I was driving through a suburban neighborhood when I spotted a bizarre American flag flying from a pole near a house.
It had stars and stripes, but the colors were different.
The stripes that should have been blue were black. But there was one thick horizontal stripe in the middle that was a dark blue. And while the stars were white, the background behind them was black, not blue.
It looked like a U.S flag in mourning.
OPINION
When I arrived home, I looked the flag up on the internet.
That’s when I discovered it was a Thin Blue Line flag.
Some sites described it as a tribute to police officers, the thin blue line representing the officers in uniform standing between criminals and law-abiding citizens. Other sites suggested it was a response to the Black Lives Matter movement, demonstrating support for police officers who are being unjustly criticized.
There was a news story posted online about a Thin Blue Line flag being carried at the neo-Nazi rally in Charlottesville, Va.
A letter allegedly written by a police officer to a newspaper stated that the Thin Blue Line flag had nothing whatsoever to do with neo-Nazis or racists.
There were photographs of police officers standing proudly with the Thin Blue Line flag at a memorial ceremony for comrades killed in the line of duty.
And there were stories about a police officer killed in California and photographs of her with the controversial flag.
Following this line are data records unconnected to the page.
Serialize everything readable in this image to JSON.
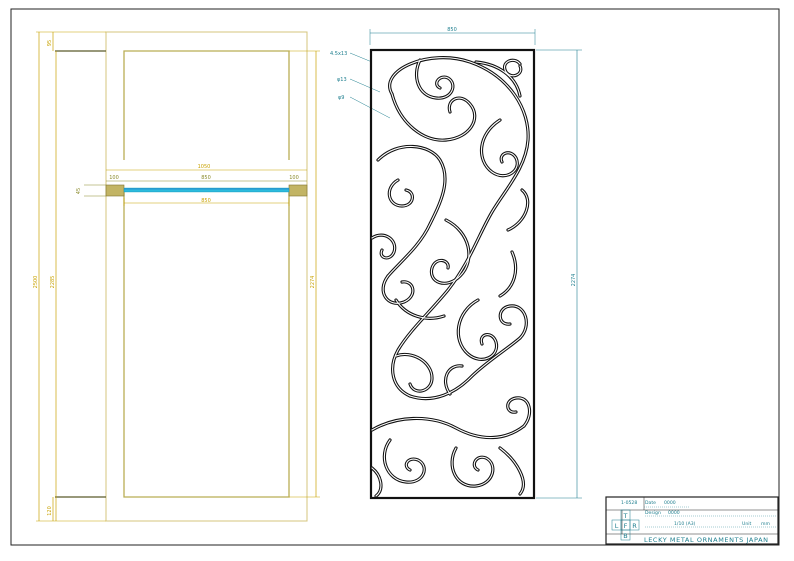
{
  "elevation": {
    "dim_overall_height": "2500",
    "dim_opening_height": "2285",
    "dim_panel_height": "2274",
    "dim_top": "95",
    "dim_bottom": "120",
    "dim_width_overall": "1050",
    "dim_left_jamb": "100",
    "dim_right_jamb": "100",
    "dim_opening_width": "850",
    "dim_inner_width": "850",
    "dim_thickness": "45"
  },
  "panel": {
    "dim_width": "850",
    "dim_height": "2274",
    "callout_bar": "4.5x13",
    "callout_rod1": "φ13",
    "callout_rod2": "φ9"
  },
  "title_block": {
    "drawing_no": "1-0528",
    "row1_label": "Date",
    "row1_value": "0000",
    "row2_label": "Design",
    "row2_value": "0000",
    "scale": "1/10 (A3)",
    "unit_label": "Unit",
    "unit_value": "mm",
    "views": [
      "T",
      "L",
      "F",
      "R",
      "B"
    ],
    "company": "LECKY METAL ORNAMENTS JAPAN"
  }
}
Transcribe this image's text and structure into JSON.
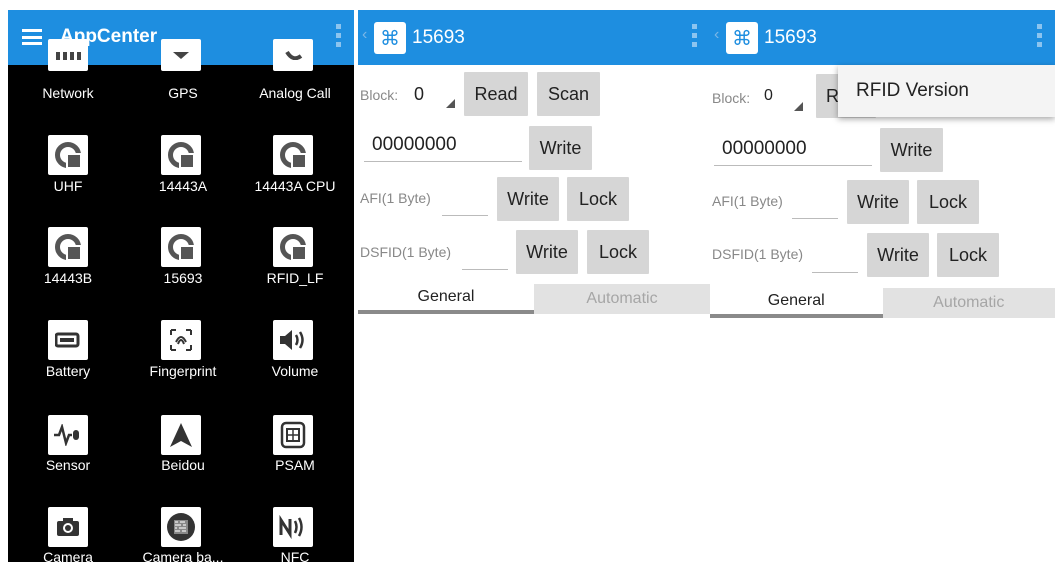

A spokeswoman for one company that makes the flags told me they started manufacturing them in 2014, copying a pattern of patches worn by some police officers before Black Lives Matter became a nationwide movement.
A portion of the flag sales, she said, benefits various not-for-profit, police organizations throughout the country.
When I suggested some people might view the design as a desecration of the American flag, she said it was completely different, noting the color scheme and claiming that proved it was not a reproduction of the American flag.
I grew up in an era when the American flag was greatly abused. It was abused by those who used it as a symbol of their patriotism (politicians wore American flag lapel pins while telling terrific lies) and those who protested government policies. College students and hippies purchased jeans with an American flag sewn on the butt to illustrate their contempt for our country’s involvement in Vietnam.
Vietnam war protestors took to burning the American flag, which disgusted their parents, many of them World War II veterans, and others.
Over the decades the young anti-government folks turned into Democrats who supported government expansion and the folks who were once pro-government started claiming the FBI and CIA were involved in domestic political conspiracies. Republicans seemed to imply the government couldn’t be trusted, unless it was waging war against a foreign country or torturing people in secret prisons.
People who claimed to be true Americans in my neighborhood began flying the flag on poles in their lawns but didn’t take them down when it rained (as etiquette required) and didn’t shine a light on them at night.
Many other people simply stopped flying the flag, even on the Fourth of July.
But I’ve seen the flags of Ireland, Poland, the Confederate flag and many others displayed throughout my travels.
In Chicago recently, the term “thin blue line” has been used to describe the way police officers rally around one of their own who is accused of criminal misconduct or abuse of power.
To some police officers, it probably describes the way they feel as they fight criminals on one flank, while trying to defend themselves against critics on the other.
I don’t know what to make of these Thin Blue Line flags.
I doubt you could get much agreement on what the American flag represents these days. People pledge allegiance to it, die for it and kill for it.
What it represents, however, is a country deeply divided about what it means to be united.